Using FEED study to evaluate CRI feasibility

An operator in the Oso field in Ecuador sought a suitable location to handle large volumes of slurry for
reinjection. An increase in the waste generated from drilling activities increases the risks associated
with environmental and social impacts. The objective for the customer was to identify and validates
a centralized CRI facility area that did not negatively affect the community or environment.

A Front End Engineering Design (FEED) study evaluates the subsurface and environmental feasibility
of CRI and identifies the optimal operational and injection parameters for environmentally safer,
efficient, and cost-effective CRI. A fully planar 3D hydraulic fracturing simulator modeled the fracture
propagation behavior. Applying these techniques to the validation of subsurface conditions made it
possible to identify containment and confinement formations and verify the fracture domain is far
from the near wells or any other geological hazards.

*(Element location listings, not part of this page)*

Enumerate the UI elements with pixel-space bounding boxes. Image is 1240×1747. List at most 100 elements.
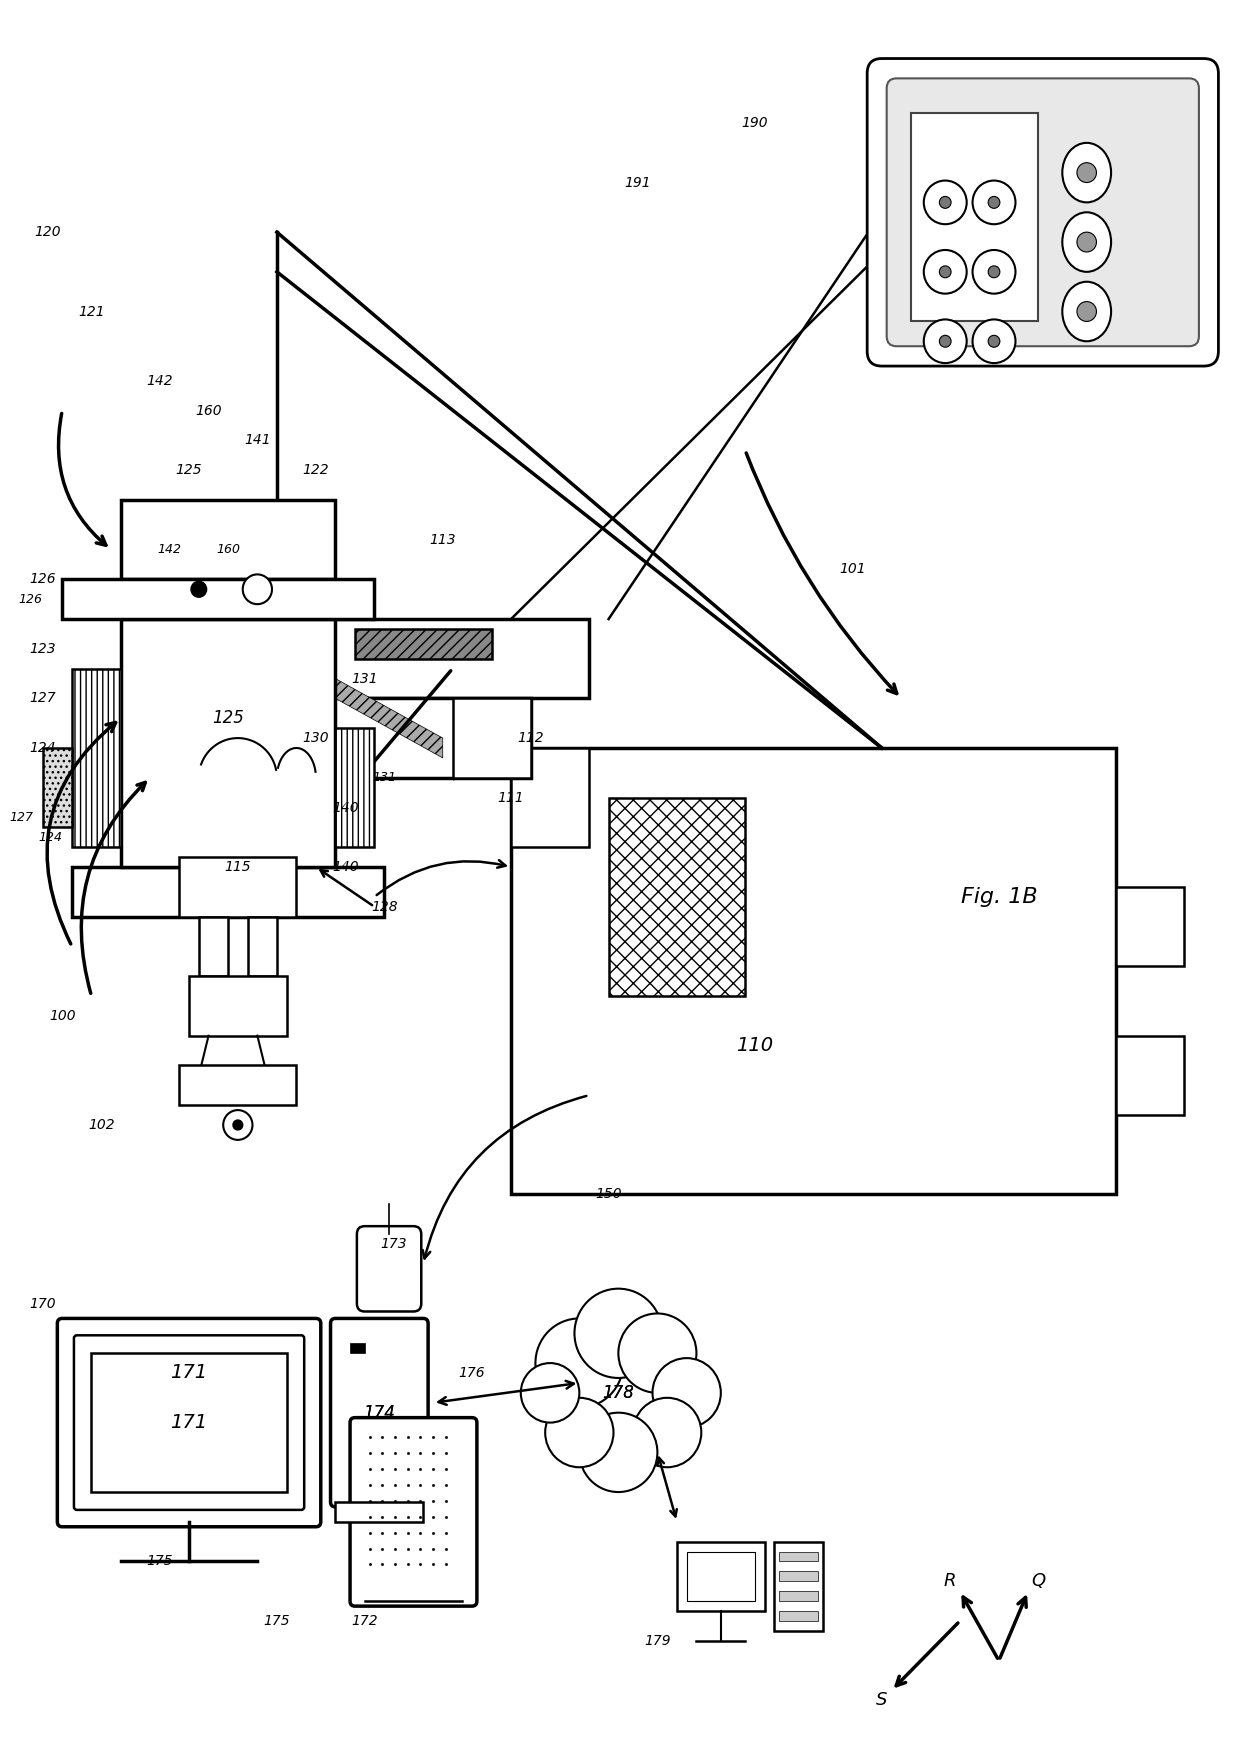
Bar: [316, 618, 589, 699]
Circle shape: [988, 196, 999, 208]
Text: 126: 126: [30, 573, 56, 587]
Text: 130: 130: [303, 730, 329, 744]
Circle shape: [191, 582, 207, 597]
Circle shape: [223, 1109, 253, 1139]
Text: 190: 190: [742, 115, 769, 129]
Circle shape: [988, 335, 999, 348]
Text: 160: 160: [216, 543, 241, 556]
Circle shape: [233, 1120, 243, 1130]
Text: R: R: [944, 1572, 956, 1590]
Text: 101: 101: [839, 563, 866, 577]
Bar: [1116, 887, 1184, 966]
Bar: [62, 580, 374, 618]
Text: 142: 142: [146, 374, 174, 388]
FancyBboxPatch shape: [867, 59, 1219, 367]
Bar: [120, 618, 335, 867]
Text: Fig. 1B: Fig. 1B: [961, 887, 1037, 907]
Text: 178: 178: [603, 1384, 635, 1401]
Text: 115: 115: [224, 860, 252, 874]
Bar: [780, 1592, 818, 1602]
Text: 150: 150: [595, 1188, 622, 1202]
Bar: [511, 748, 1116, 1195]
Text: 140: 140: [332, 860, 358, 874]
Text: 122: 122: [303, 463, 329, 477]
Text: 179: 179: [644, 1633, 671, 1647]
Text: 175: 175: [146, 1555, 174, 1569]
Bar: [1116, 1036, 1184, 1115]
Text: 141: 141: [244, 433, 270, 447]
Circle shape: [1078, 232, 1096, 252]
Circle shape: [243, 575, 272, 604]
Text: 110: 110: [737, 1036, 774, 1055]
Text: 174: 174: [363, 1403, 396, 1422]
Bar: [72, 867, 384, 917]
Text: 112: 112: [517, 730, 544, 744]
Circle shape: [972, 250, 1016, 293]
Text: 127: 127: [30, 692, 56, 706]
Circle shape: [546, 1398, 614, 1467]
Text: 128: 128: [371, 900, 398, 914]
Text: 170: 170: [30, 1296, 56, 1310]
Bar: [775, 1541, 823, 1632]
Text: 125: 125: [176, 463, 202, 477]
Bar: [780, 1551, 818, 1562]
Bar: [120, 500, 335, 580]
FancyBboxPatch shape: [331, 1319, 428, 1508]
Text: 191: 191: [625, 175, 651, 189]
Text: 102: 102: [88, 1118, 114, 1132]
Bar: [677, 1541, 765, 1611]
Bar: [609, 798, 745, 996]
Text: 160: 160: [195, 404, 222, 418]
Bar: [355, 629, 491, 659]
Circle shape: [1078, 302, 1096, 321]
Text: 172: 172: [351, 1614, 378, 1628]
Text: 100: 100: [48, 1008, 76, 1022]
Text: 120: 120: [35, 225, 61, 239]
Text: 142: 142: [157, 543, 181, 556]
Bar: [780, 1611, 818, 1621]
Circle shape: [924, 320, 967, 363]
Bar: [453, 699, 531, 777]
Bar: [42, 748, 72, 828]
Text: 124: 124: [38, 832, 62, 844]
Circle shape: [972, 320, 1016, 363]
Text: 127: 127: [9, 811, 33, 825]
Polygon shape: [335, 678, 443, 758]
FancyBboxPatch shape: [74, 1335, 304, 1509]
Text: 173: 173: [381, 1237, 407, 1251]
Text: 124: 124: [30, 741, 56, 755]
Circle shape: [619, 1314, 697, 1392]
Circle shape: [940, 266, 951, 278]
Text: 178: 178: [603, 1384, 635, 1401]
FancyBboxPatch shape: [57, 1319, 321, 1527]
Bar: [335, 1502, 423, 1522]
Ellipse shape: [1063, 281, 1111, 341]
Circle shape: [972, 180, 1016, 224]
Text: 125: 125: [212, 709, 244, 727]
Circle shape: [632, 1398, 702, 1467]
Text: 121: 121: [78, 304, 105, 318]
Circle shape: [940, 196, 951, 208]
Circle shape: [579, 1413, 657, 1492]
Bar: [780, 1571, 818, 1581]
Circle shape: [521, 1363, 579, 1422]
Text: 176: 176: [459, 1366, 485, 1380]
Bar: [72, 669, 120, 847]
Circle shape: [652, 1357, 720, 1427]
Bar: [911, 114, 1038, 321]
FancyBboxPatch shape: [357, 1226, 422, 1312]
Bar: [180, 1066, 296, 1106]
FancyBboxPatch shape: [887, 79, 1199, 346]
Text: S: S: [877, 1691, 888, 1709]
Bar: [687, 1551, 755, 1602]
Bar: [92, 1354, 286, 1492]
Circle shape: [988, 266, 999, 278]
Circle shape: [924, 180, 967, 224]
Bar: [198, 917, 228, 977]
Text: 131: 131: [351, 671, 378, 685]
Circle shape: [1078, 162, 1096, 182]
Circle shape: [924, 250, 967, 293]
Text: 111: 111: [497, 791, 525, 805]
Bar: [316, 699, 531, 777]
Bar: [248, 917, 277, 977]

The FEED study also included the selection of surface equipment for the project. Evaluating surface
equipment considers the waste volume and streams involved in the process, including utilities and
footprint. A centralized facility requires additional considerations for logistics and sufficient onsite
temporary storage under high-volume scenarios. The surface equipment needs and sufficient space for
temporary onsite storage were identified along with a proposal for the necessary size of the facility.

Validating the centralized CRI facility concept

A complete set of injectivity tests are needed once the FEED study is completed, and prior to initiating
operations, to provide the first direct evaluation of injection pressure needed to conduct CRI operations.
The test provides a reference line for the in situ parameters of the disposal formation, the means to
calibrate the geomechanical model, and alignment of the hydraulic fracture simulations results.

Previously, a third-party vendor performed an injection test in the same area without considering all
subsurface parameters including the poroelasticity effect and the multiple fracturing complexities in
the injection formation. The vendor’s results indicated poor feasibility of CRI injection because of high
pressures and the inability to inject more than 2.5 bbl/min [0.40 m3/min].

FEED engineers in M-I SWACO proposed a new procedure taking into consideration the presence of
the high poroelasticity conditions in the formation as a results of the technical subsurface evaluation.
The new procedure included a correction in injection fluid properties to mitigate the effect of the
poroelasticity while performing the injection test.

M-I SWACO, a Schlumberger company, performed the formation injection tests designed to promote fracture propagation while mitigating the known effect of poroelasticity, which impacted injection pressure. Pressure analysis techniques were used to calculate the subsurface parameters for calibrating the geomechanical model previously constructed for the field and to verify the pressure conditions expected during operations. The assessments helped identify vertical fracture growth and a reduction of poroelasticity in the formation, allowing injection of up to 7.5 bbl/min [1.19 m3/min].

The new injection test results validated injectivity in the formation and demonstrated the importance of an adequate procedure and integrated subsurface assurance approach before the injection of the first slurry batch. Tests were completed without reaching the maximum allowable surface pressure—even at 7.5 bbl/min.